To see the Son is to see the Father. (Jn. 14:9). The multitudes saw the Son in his physical presence, but they did not understand his mission. They did not see him as ‘the Lamb of God, which taketh away the sin of the world.’ They did not perceive the nature of his work, therefore they did not understand the plan of his Father for their salvation. Consequently, they turned to a system of righteousness of their own devising, and refused to come unto Christ that they might have life. (Rom. 10:1-4; Jn. 5:40). They were not pure in heart. They were afflicted with double vision, which kept them from understanding and believing the truth. ‘If any man willeth to do his will, he shall know of the teaching, whether it is of God, or whether I speak from myself.’ (Jn. 7:17 ASV). There must be sincere desire.

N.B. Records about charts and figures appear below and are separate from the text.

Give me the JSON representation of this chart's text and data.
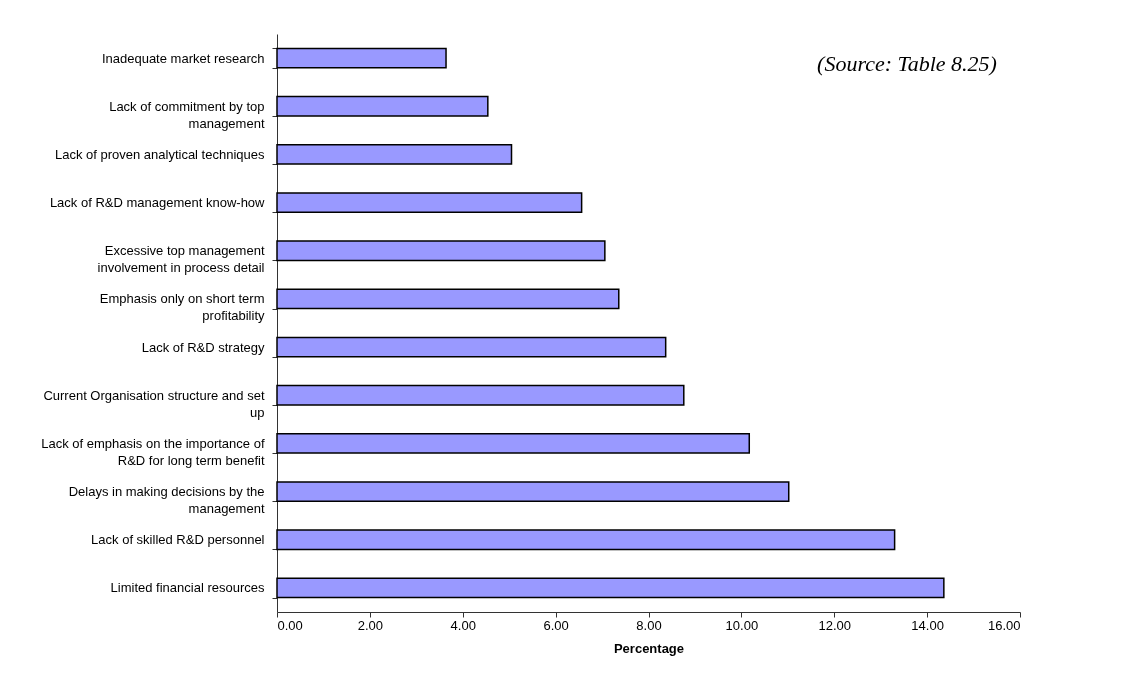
{
  "chart_data": {
    "type": "bar",
    "orientation": "horizontal",
    "xlabel": "Percentage",
    "categories": [
      "Inadequate market research",
      "Lack of commitment by top\nmanagement",
      "Lack of proven analytical techniques",
      "Lack of R&D management know-how",
      "Excessive top management\ninvolvement in process detail",
      "Emphasis only on short term\nprofitability",
      "Lack of R&D strategy",
      "Current Organisation structure and set\nup",
      "Lack of emphasis on the importance of\nR&D for long term benefit",
      "Delays in making decisions by the\nmanagement",
      "Lack of skilled R&D personnel",
      "Limited financial resources"
    ],
    "values": [
      3.64,
      4.54,
      5.05,
      6.56,
      7.06,
      7.36,
      8.37,
      8.76,
      10.17,
      11.02,
      13.3,
      14.36
    ],
    "color": "#9999ff",
    "xlim": [
      0,
      16
    ],
    "xticks": [
      {
        "value": 0,
        "label": "0.00"
      },
      {
        "value": 2,
        "label": "2.00"
      },
      {
        "value": 4,
        "label": "4.00"
      },
      {
        "value": 6,
        "label": "6.00"
      },
      {
        "value": 8,
        "label": "8.00"
      },
      {
        "value": 10,
        "label": "10.00"
      },
      {
        "value": 12,
        "label": "12.00"
      },
      {
        "value": 14,
        "label": "14.00"
      },
      {
        "value": 16,
        "label": "16.00"
      }
    ],
    "annotations": [
      "(Source: Table 8.25)"
    ],
    "grid": false
  }
}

There are three distinct kinds of sight- physical, mental, and spiritual. Physical sight enables us to distinguish material objects. Mental sight enables man to discover the laws of nature. Spiritual sight enables man to see clearly the unseen. (2 Cor. 4:18).
Surely no one would insist that to ‘see God’ means to discern him with the eye of physical vision. The scripture says: ‘No man hath seen God at any time.’ Neither is God seen by reason, apart from revelation. The philosopher and man of science have reasoned, philosophized and theorized, but they have traveled farther from God. ‘For seeing that in the wisdom of God the world through its wisdom knew not God, it was God’s good pleasure through the foolishness of the preaching to save them that believe.’ (1 Cor. 1:21 ASV). It is through revelation men see God. This revelation is addressed to the spiritual sight, the heart of man. (1 Cor. 2:9-16). Those who are pure in heart see God through his revealed word; that is, those who have a true and accurate perception of the truth, through obedience to it, enter into covenant relation with him. Thus they become recipients of his grace and have fellowship with him.
Thayer informs us that the metaphorical use of the word translated ‘see’ is ‘to be admitted into intimate and blessed fellowship with God in his future kingdom, Mt. 5:8; Heb. 12:14.’ Of course, the kingdom was future at the time Christ preached on the mount, and he was furnishing his disciples some previews of the kingdom. Our text has reference to those who enter it, naming a condition upon which entrance is predicated. To see the kingdom is to enter into it. This is accomplished in the new birth (Jn. 3:3, 5). To see God is to enter into relation with him. This is accomplished by the sincere heart rendering obedience to the gospel. (Matt. 28:19; 1 Pet. 1:22, 23; Acts 2:36-47; Heb. 5:8, 9).(7)
The pure in heart shall see God. Those who have a clear understanding of the truth, as revealed in the Word of God, acting upon the truth, shall enter into a saved relationship with the Father. Therefore, I plead with you, “Harden not your hearts” to the truth (Heb. 3:7-8). Rather, be so receptive and obedient to the truth that when the Author of that truth stands before you as Judge, to announce your eternal fate, He may pronounce the happy sentence, “blessed are your eyes, for they see” (Matt. 13:16), that you may “enter . . . into the joy of thy lord” (Matt. 25:21).
1. Dante Alighieri, Divine Comedy, trans. John Ciardi (1954), in Renaissance Thought: Dante and Machiavelli, ed. Norman F. Cantor and Peter L. Klein (Waltham, Massachusetts, 1969), p. 86.
2. William Barclay, The Gospel of Matthew (Philadelphia, 1956), p. 101.
3. Robert Young, Analytical Concordance to the Bible (Grand Rapids, Michigan), Index-Lexicon to the New Testament, p. 77.
4. J.P. Lusby, “The Pure in Heart,” Faith and Facts Quarterly, October, 1975, pp. 3-4.